Why do humans nevertheless generally see two relatively neatly separable groups? Because humans see patterns. We see them so strongly that we see them whether they’re there or not. And we see them very strongly when the culture tells us that they’re there.
And the tendency to want to see two and exactly two categories, even when they’re not there, seems to be very strong in a lot of human brains.
The tendency for behavior to be neatly divided between two genders in any given culture often appears full of holes if you look hard enough – it’s usually full of exceptions. But yes, most or maybe all human societies do make a distinction.
Why do all or almost all cultures see this particular pattern? For one thing, quite a lot of cultures allow for blurring of those lines, in all sorts of ways, some of them publicly acknowledged and some of them not (and some of them allowing for more than two groups). And for another, because human groups need to have children and because humans are just plain weird about sex, the social rules of any given group are generally going to include some arrangements about marriage, under one form or another (and the forms vary extremely widely); and those arrangements are going to involve gender even when they allow for trans people and/or homosexual behavior to be accepted.
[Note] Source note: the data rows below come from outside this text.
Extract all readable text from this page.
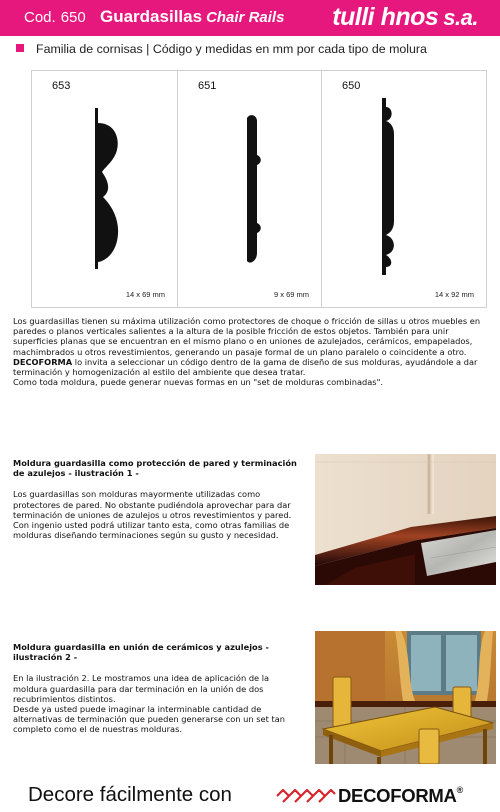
Cod. 650 Guardasillas Chair Rails tulli hnos s.a.
Familia de cornisas | Código y medidas en mm por cada tipo de molura
653
14 x 69 mm
651
9 x 69 mm
650
14 x 92 mm

Los guardasillas tienen su máxima utilización como protectores de choque o fricción de sillas u otros muebles en paredes o planos verticales salientes a la altura de la posible fricción de estos objetos. También para unir superficies planas que se encuentran en el mismo plano o en uniones de azulejados, cerámicos, empapelados, machimbrados u otros revestimientos, generando un pasaje formal de un plano paralelo o coincidente a otro.

DECOFORMA lo invita a seleccionar un código dentro de la gama de diseño de sus molduras, ayudándole a dar terminación y homogenización al estilo del ambiente que desea tratar.

Como toda moldura, puede generar nuevas formas en un "set de molduras combinadas".

Moldura guardasilla como protección de pared y terminación de azulejos - ilustración 1 -
Los guardasillas son molduras mayormente utilizadas como protectores de pared. No obstante pudiéndola aprovechar para dar terminación de uniones de azulejos u otros revestimientos y pared.
Con ingenio usted podrá utilizar tanto esta, como otras familias de molduras diseñando terminaciones según su gusto y necesidad.
Moldura guardasilla en unión de cerámicos y azulejos - ilustración 2 -
En la ilustración 2. Le mostramos una idea de aplicación de la moldura guardasilla para dar terminación en la unión de dos recubrimientos distintos.
Desde ya usted puede imaginar la interminable cantidad de alternativas de terminación que pueden generarse con un set tan completo como el de nuestras molduras.
Decore fácilmente con	DECOFORMA®
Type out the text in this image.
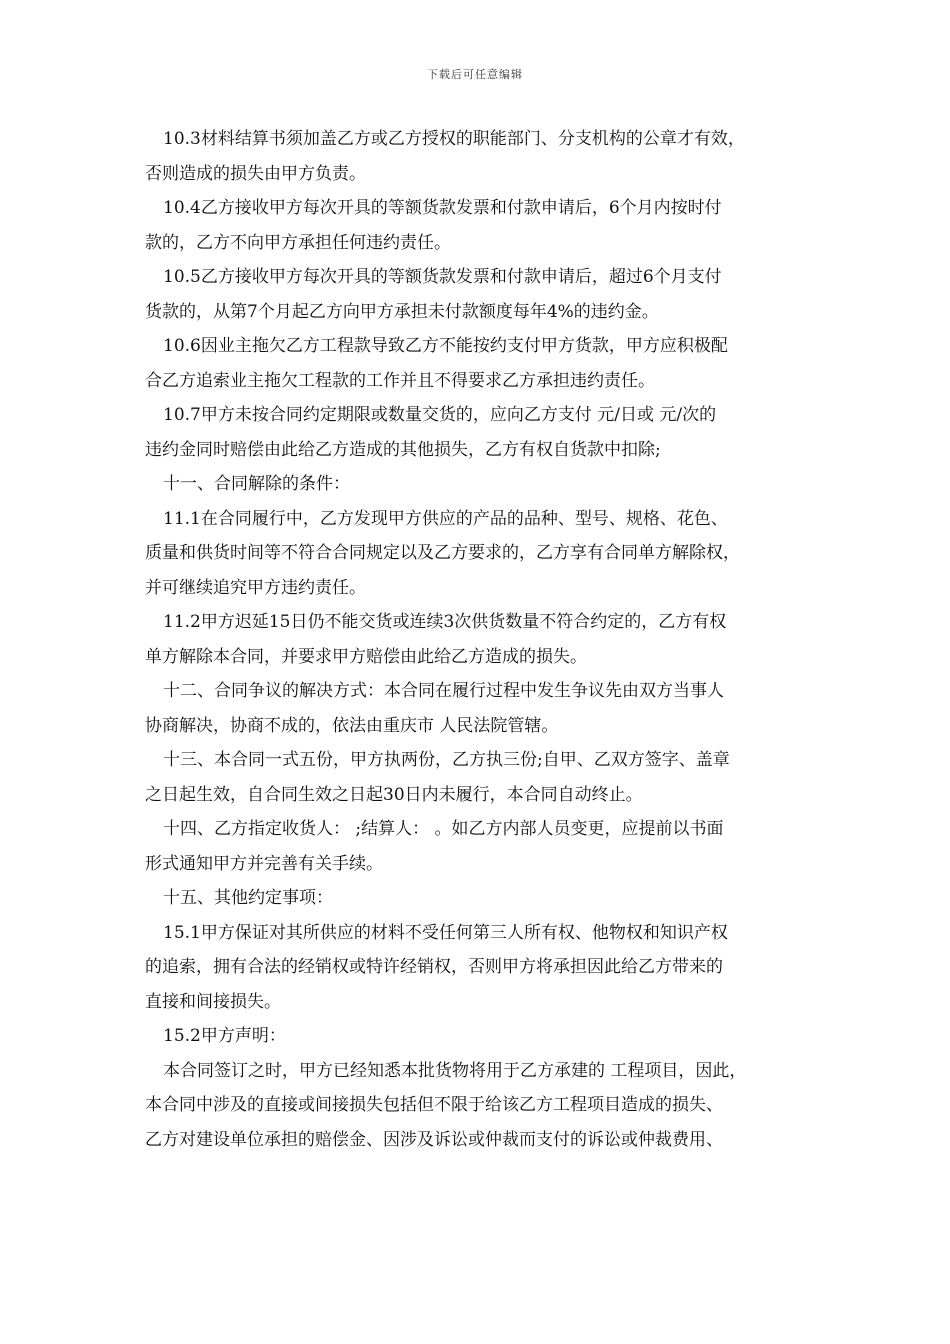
下载后可任意编辑

10.3材料结算书须加盖乙方或乙方授权的职能部门、分支机构的公章才有效，
否则造成的损失由甲方负责。

10.4乙方接收甲方每次开具的等额货款发票和付款申请后，6个月内按时付
款的，乙方不向甲方承担任何违约责任。

10.5乙方接收甲方每次开具的等额货款发票和付款申请后，超过6个月支付
货款的，从第7个月起乙方向甲方承担未付款额度每年4%的违约金。

10.6因业主拖欠乙方工程款导致乙方不能按约支付甲方货款，甲方应积极配
合乙方追索业主拖欠工程款的工作并且不得要求乙方承担违约责任。

10.7甲方未按合同约定期限或数量交货的，应向乙方支付 元/日或 元/次的
违约金同时赔偿由此给乙方造成的其他损失，乙方有权自货款中扣除;

十一、合同解除的条件：

11.1在合同履行中，乙方发现甲方供应的产品的品种、型号、规格、花色、
质量和供货时间等不符合合同规定以及乙方要求的，乙方享有合同单方解除权，
并可继续追究甲方违约责任。

11.2甲方迟延15日仍不能交货或连续3次供货数量不符合约定的，乙方有权
单方解除本合同，并要求甲方赔偿由此给乙方造成的损失。

十二、合同争议的解决方式：本合同在履行过程中发生争议先由双方当事人
协商解决，协商不成的，依法由重庆市 人民法院管辖。

十三、本合同一式五份，甲方执两份，乙方执三份;自甲、乙双方签字、盖章
之日起生效，自合同生效之日起30日内未履行，本合同自动终止。

十四、乙方指定收货人： ;结算人： 。如乙方内部人员变更，应提前以书面
形式通知甲方并完善有关手续。

十五、其他约定事项：

15.1甲方保证对其所供应的材料不受任何第三人所有权、他物权和知识产权
的追索，拥有合法的经销权或特许经销权，否则甲方将承担因此给乙方带来的
直接和间接损失。

15.2甲方声明：

本合同签订之时，甲方已经知悉本批货物将用于乙方承建的 工程项目，因此，
本合同中涉及的直接或间接损失包括但不限于给该乙方工程项目造成的损失、
乙方对建设单位承担的赔偿金、因涉及诉讼或仲裁而支付的诉讼或仲裁费用、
And for a third, because we’re the result of a very long stretch of evolution, going way back before the existence of humans, in which the egg-producers needed to match up with the sperm-producers in order for there to be a next generation; so the tendency to see this distinction is probably buried really deep in our heads.
The human tendency to exaggerate the distinction is interesting. It implies to me that, if societies didn’t put a whole lot of effort into exaggerating different behavior, different clothing, etc., the similarities would be overwhelming. Nobody has to teach tall people how to be tall, or worry that tall people will otherwise be taken for short, or vice versa. But pretty much every society teaches people how to be female or male. Why do we have to teach it, if the difference is so real and obvious?
Because people appear to have a drive for gender differentiation, but how the genders differ is determined by culture. It’s the norm for there to be things like “feminine hairstyles”, “feminine clothing”, “men and women’s speech patterns”, “men’s work and women’s work” and so forth; but exactly what they are differs from culture to culture.
It’s the way human instincts seem to usually work; they determine the basic structure but rely on culture to fill in the details. Like how children have an instinct for learning language, but not any specific language.
I suspect somebody somehow raised without any input as to how their gender was “supposed” to behave would upon being dropped into wider society feel seriously uncomfortable, like they are doing things wrong but can’t figure out why.
But why do we have a drive for exaggerated gender dfferentiation? Saying that we have it doesn’t explain it.
They probably would, according to the people around them, be doing things seriously wrong all the time. But I doubt it would be because whatever innate sense of their gender they had felt essentially off in some fashion. And there are a whole lot of people, in any society in which it’s reasonably possible, who don’t behave as their gender is “supposed” to behave; as well as always a few even in societies that do their best to forbid it.
– where’s that blush icon? consider it in here.
Humans are indeed just plain weird about sex. Every other species that has sex just has it. They don’t get ashamed or embarrassed about it. They don’t decide there’s something wrong about it, with or without carefully limited exceptions. I could go on.
I suppose there’s some precursor to this in other species; there is for everything else. But I can’t think of it.